Por qué a los jóvenes les atrae el riesgo? ¿Por qué aprenden con tanta agilidad? La clave reside en la versatilidad de sus redes neurales.
Las imágenes de resonancia magnética muestran que el cerebro del adolescente no es un órgano infantil envejecido ni tampoco uno adulto incompleto. Constituye un ente singular, con una gran versatilidad y una creciente instauración de redes neurales.
El sistema límbico, que rige la emotividad, se exacerba en la pubertad. En cambio, la corteza prefrontal, que pone freno a los impulsos, no madura hasta los veintitantos años. Este desfase, que lleva a los jóvenes a adoptar conductas arriesgadas, les permite también adaptarse pronto a su entorno. En la actualidad, los niños están llegando antes a la pubertad, y el período de desajuste se amplía.
Un conocimiento más pleno del cerebro juvenil ayudaría a las familias y a la sociedad a diferenciar mejor entre las conductas típicas de la adolescencia y las enfermedades mentales; y a los jóvenes, a convertirse en lo que deseen ser.
El cerebro adolescente se considera a menudo con sarcasmo como un ejemplo de error biológico. La neurociencia ha explicado que las conductas arriesgadas, agresivas o desconcertantes de los adolescentes son producto de alguna imperfección en el cerebro. Pero investigaciones innovadoras realizadas en los últimos diez años ponen de manifiesto que tal punto de vista resulta erróneo. El cerebro del adolescente no es defectuoso, ni tampoco se corresponde con el de un adulto a medio formar. La evolución lo ha forjado para que opere de distinta forma que el de un niño o el de un adulto.
Entre los rasgos del cerebro adolescente destaca su capacidad de cambio y adaptación al entorno gracias a la modificación de las redes de comunicación que conectan entre sí distintas regiones cerebrales. Esta peculiar versatilidad, o plasticidad, supone un arma de doble filo. Por un lado, faculta a estos jóvenes para avanzar a zancadas gigantescas en el pensamiento y la socialización. Por otro, la mutabilidad del entorno les torna vulnerables a conductas peligrosas y a graves trastornos mentales.

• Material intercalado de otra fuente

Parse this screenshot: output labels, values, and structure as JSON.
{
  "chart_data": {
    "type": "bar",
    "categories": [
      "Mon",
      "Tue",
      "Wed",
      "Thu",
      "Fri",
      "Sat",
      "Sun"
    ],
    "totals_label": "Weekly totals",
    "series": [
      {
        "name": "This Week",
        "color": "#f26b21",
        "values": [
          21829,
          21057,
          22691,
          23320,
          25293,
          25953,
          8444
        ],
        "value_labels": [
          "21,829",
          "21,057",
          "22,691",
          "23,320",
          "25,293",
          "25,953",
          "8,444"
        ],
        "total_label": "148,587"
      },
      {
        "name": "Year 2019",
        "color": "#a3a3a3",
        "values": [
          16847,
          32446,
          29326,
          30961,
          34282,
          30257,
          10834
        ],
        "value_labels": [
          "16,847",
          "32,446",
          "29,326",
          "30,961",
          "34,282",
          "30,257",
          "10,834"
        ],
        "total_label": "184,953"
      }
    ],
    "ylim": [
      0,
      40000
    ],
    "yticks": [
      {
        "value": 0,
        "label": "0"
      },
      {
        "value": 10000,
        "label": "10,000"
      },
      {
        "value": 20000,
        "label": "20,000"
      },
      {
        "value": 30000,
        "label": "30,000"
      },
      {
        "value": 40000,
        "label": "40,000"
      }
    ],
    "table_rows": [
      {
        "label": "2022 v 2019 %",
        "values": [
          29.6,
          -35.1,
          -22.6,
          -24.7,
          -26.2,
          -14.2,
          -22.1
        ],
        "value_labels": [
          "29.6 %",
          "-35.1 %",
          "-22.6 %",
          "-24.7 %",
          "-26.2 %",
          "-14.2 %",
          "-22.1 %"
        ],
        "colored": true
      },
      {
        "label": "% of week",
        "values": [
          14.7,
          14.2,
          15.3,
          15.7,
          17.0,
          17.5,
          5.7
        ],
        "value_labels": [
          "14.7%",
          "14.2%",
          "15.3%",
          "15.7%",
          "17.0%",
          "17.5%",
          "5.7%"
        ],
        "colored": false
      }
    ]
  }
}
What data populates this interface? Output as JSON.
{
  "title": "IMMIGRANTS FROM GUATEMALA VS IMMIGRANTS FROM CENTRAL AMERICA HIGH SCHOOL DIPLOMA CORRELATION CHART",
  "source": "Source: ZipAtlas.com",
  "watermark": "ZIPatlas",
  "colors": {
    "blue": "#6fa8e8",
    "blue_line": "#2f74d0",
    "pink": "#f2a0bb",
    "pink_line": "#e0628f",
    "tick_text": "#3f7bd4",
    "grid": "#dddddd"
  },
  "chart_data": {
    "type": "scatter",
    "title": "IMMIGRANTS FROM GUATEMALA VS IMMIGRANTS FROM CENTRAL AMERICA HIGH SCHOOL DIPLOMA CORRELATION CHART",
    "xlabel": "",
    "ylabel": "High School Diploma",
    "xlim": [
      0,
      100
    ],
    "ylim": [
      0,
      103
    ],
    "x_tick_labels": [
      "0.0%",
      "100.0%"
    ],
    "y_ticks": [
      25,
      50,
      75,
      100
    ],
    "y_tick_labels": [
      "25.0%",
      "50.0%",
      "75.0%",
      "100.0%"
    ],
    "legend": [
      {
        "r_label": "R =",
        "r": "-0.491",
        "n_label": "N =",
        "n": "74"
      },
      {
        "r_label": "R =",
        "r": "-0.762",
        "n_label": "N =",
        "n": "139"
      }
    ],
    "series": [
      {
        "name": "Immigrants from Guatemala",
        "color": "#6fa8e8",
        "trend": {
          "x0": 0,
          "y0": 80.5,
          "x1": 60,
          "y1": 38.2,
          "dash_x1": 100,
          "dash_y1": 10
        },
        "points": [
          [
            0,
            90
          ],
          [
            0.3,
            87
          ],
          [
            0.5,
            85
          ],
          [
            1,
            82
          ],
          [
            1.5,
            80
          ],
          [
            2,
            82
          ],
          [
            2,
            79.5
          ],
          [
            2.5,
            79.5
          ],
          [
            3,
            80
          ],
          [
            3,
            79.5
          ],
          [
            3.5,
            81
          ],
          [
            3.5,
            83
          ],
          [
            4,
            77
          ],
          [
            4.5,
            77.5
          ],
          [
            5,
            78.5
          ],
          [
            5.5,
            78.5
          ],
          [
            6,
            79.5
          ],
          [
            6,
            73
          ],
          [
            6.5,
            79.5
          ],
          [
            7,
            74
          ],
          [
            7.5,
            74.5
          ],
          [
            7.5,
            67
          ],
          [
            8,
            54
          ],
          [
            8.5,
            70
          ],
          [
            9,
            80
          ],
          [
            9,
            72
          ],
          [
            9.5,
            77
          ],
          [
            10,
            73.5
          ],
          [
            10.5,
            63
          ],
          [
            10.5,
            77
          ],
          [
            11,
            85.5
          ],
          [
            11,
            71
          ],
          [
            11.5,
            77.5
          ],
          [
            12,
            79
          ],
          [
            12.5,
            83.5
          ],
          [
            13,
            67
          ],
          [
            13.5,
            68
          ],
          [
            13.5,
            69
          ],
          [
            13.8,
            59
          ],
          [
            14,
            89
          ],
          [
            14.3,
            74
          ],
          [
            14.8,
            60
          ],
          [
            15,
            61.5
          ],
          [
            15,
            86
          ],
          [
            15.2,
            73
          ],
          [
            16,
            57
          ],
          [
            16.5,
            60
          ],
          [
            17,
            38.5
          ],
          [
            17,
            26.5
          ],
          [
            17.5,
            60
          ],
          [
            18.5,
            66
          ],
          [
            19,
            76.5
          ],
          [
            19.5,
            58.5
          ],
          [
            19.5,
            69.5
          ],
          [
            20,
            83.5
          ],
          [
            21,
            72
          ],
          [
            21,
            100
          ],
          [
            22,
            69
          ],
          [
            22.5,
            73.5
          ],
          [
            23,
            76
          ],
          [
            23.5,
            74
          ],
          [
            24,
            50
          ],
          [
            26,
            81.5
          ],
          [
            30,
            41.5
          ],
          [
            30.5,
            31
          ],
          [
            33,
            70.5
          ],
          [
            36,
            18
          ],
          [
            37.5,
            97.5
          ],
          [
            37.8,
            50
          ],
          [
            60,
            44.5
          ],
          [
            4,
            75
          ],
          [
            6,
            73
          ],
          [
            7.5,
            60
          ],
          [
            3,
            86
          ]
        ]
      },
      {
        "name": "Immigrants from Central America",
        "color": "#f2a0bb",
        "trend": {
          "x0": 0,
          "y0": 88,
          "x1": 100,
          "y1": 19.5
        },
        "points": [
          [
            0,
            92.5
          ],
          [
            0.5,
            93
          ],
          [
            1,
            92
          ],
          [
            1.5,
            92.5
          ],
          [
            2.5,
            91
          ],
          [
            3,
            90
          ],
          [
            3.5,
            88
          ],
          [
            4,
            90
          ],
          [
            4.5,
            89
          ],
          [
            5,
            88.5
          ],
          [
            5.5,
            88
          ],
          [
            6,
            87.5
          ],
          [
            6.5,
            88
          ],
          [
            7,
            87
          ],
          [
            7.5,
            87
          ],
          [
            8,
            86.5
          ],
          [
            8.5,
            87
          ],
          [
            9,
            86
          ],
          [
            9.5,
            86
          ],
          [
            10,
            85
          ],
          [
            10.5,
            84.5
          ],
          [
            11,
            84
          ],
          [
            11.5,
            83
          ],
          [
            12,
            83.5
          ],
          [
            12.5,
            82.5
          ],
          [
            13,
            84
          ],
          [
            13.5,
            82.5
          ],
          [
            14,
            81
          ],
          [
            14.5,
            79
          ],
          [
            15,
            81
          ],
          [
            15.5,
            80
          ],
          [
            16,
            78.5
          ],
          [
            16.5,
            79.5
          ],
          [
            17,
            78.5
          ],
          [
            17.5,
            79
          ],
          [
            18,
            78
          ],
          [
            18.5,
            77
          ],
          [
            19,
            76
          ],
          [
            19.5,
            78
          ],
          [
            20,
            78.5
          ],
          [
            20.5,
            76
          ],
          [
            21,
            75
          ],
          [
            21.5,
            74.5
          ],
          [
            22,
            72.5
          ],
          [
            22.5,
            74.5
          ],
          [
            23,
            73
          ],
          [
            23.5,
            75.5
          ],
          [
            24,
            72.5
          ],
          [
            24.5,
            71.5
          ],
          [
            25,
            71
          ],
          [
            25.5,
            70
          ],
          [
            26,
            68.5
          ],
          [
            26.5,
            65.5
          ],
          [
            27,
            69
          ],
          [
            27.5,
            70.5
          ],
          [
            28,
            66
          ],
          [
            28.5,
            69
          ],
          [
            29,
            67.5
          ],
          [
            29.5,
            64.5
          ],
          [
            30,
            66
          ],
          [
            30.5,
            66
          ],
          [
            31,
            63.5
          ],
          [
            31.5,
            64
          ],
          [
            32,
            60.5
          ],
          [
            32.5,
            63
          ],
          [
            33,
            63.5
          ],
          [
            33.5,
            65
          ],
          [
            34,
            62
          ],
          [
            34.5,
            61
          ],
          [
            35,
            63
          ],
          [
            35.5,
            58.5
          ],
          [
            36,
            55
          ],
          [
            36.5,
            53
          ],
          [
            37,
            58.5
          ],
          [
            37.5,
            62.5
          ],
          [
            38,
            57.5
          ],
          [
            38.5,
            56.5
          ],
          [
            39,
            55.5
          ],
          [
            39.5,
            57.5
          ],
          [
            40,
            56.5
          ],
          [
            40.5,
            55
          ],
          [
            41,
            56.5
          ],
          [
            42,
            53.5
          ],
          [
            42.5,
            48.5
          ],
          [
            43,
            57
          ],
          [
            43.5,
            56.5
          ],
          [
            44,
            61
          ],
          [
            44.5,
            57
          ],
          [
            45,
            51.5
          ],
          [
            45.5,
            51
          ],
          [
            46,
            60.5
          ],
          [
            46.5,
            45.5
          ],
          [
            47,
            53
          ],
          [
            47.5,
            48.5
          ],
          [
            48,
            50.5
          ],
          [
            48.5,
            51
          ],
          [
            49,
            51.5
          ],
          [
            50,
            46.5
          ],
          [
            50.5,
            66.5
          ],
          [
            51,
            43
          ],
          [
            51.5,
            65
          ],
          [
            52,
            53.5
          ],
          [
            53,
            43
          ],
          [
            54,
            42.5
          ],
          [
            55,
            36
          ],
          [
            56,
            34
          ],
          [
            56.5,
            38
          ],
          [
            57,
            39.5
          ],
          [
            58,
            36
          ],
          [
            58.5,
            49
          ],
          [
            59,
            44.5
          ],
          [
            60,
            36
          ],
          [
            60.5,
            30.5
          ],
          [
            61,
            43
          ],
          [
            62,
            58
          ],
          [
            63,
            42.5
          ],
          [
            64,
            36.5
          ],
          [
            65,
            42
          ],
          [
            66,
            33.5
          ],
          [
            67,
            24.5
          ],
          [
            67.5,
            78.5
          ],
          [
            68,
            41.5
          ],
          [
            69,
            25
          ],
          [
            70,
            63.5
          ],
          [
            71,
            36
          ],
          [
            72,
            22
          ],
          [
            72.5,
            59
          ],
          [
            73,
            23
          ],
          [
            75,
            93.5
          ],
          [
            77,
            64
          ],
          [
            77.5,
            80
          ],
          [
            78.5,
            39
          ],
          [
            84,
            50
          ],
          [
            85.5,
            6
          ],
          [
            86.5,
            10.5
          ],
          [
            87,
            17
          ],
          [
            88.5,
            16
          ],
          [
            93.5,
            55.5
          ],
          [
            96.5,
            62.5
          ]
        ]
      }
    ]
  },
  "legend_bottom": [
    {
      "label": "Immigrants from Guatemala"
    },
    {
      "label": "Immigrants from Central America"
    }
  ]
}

Los estudios más recientes señalan que los comportamientos temerarios surgen por un desfase entre la maduración de las redes del sistema límbico, que impele las emociones, y las de la corteza prefrontal, responsable del control de los impulsos y del comportamiento juicioso. Se sabe ahora que la corteza prefrontal continúa experimentando cambios notorios hasta bien entrada la veintena. Parece, además, que la pubertad se está anticipando, lo que prolonga los «años críticos» de desajuste.
La plasticidad de las redes que conectan entre sí distintas regiones cerebrales, y no el crecimiento de tales zonas, como se pensaba, resulta clave para alcanzar en última instancia el comportamiento adulto. Entenderlo así, y saber que en nuestros días se está alargando el lapso entre el desarrollo de las redes de la emoción y las del raciocinio, puede ser de utilidad para los padres, maestros, consejeros y a los propios adolescentes. Se comprenderá mejor que los comportamientos aventurados, la búsqueda de sensaciones, la distanciación de los padres y la aproximación a «colegas» no son signos de trastornos emocionales o cognitivos, sino un resultado natural del desarrollo cerebral; son un rasgo normal de los adolescentes, que están aprendiendo a habérselas con un mundo complejo.